Companies reporting the highest contribution to growth from their innovation projects tend to be more interested in pursuing and measuring their innovations as a portfolio and therefore use metrics across the whole innovation process. In the end, they are more satisfied than others with the ability of such metrics to help their organizations do everything from aligning individual performance incentives to improving innovation performance to communicating with investors.

Sixteen percent of the respondents say that their companies don't use any metrics to assess innovations. Among those that do, most are satisfied overall, though the findings suggest they aren't effectively using these metrics as well as they could. Most notably, companies are much likelier to rely on metrics for outputs than for inputs, so they aren't assessing the whole process of innovation. Forty-five percent don't track the relationship between spending on innovation and shareholder value. Further, although many companies are satisfied with their use of innovation metrics in general, far fewer are satisfied with specific uses, such as aligning individual performance incentives.

What gets measured and why

Innovation is a high strategic priority for most companies (Exhibit 1). However, this survey shows slightly fewer senior executives either selecting it as the top priority or placing it among the top three than those who responded to a similar question last year:2 65 percent now, compared with 70 percent in 2007. This drop may reflect the fact that the latest survey was in the field after the credit crunch and stock market turmoil had begun to reorder many companies' priorities.

Respondents say that their companies use about eight metrics, on average, to assess innovations. They cite three main reasons for doing so: to provide strategic direction for innovation activities, to guide the allocation of resources to innovation projects, and to diagnose and improve overall innovation performance.

How metrics are used

Although the goals of companies would suggest the need to emphasize the overall innovation process, that process is rarely the focus of the metrics companies use most. When asked which metric is the single most important among those used, executives are much likelier to cite a few simple outcome metrics than input metrics or performance metrics, such as time to market or time to breakeven (Exhibit 3). When respondents indicate the three metrics they use most, the order is the same. There are surprisingly few differences among companies in different industries or regions.

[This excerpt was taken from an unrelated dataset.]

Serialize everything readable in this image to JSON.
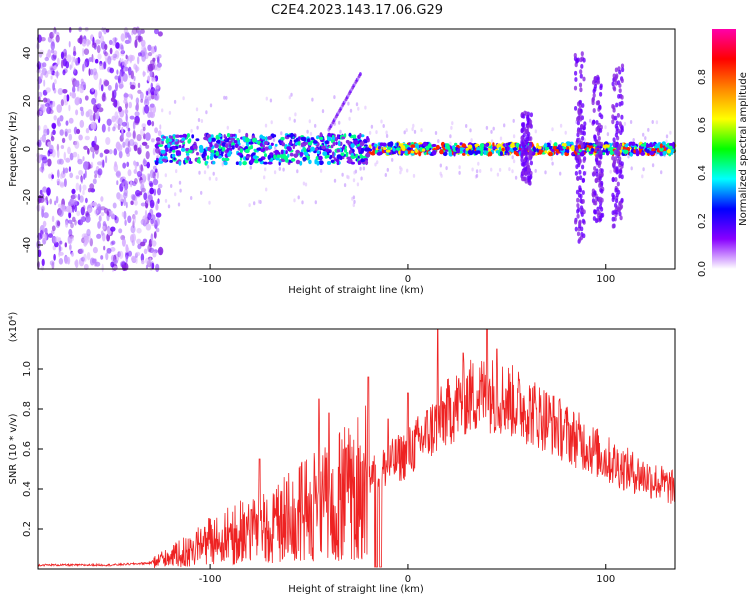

At companies that track the relationship between shareholder value and spending on innovation, the three most important metrics are all externally focused: revenue growth, customer satisfaction, and the percentage of sales from new products or services. At companies where innovation is the most important strategic priority, the top three metrics are a somewhat more comprehensive mix: customer satisfaction, the number of ideas in the pipeline, and R&D spending as a percentage of sales.

In addition, though companies typically assess their performance in most areas relative to that of their peers, many companies don't do so with innovation metrics. One reason may be that competitive data on the innovation metrics that companies use most frequently aren't always available. In any case, 49 percent of the respondents say they don't benchmark themselves against competitors on any of the innovation metrics they use, while 43 percent say that they do.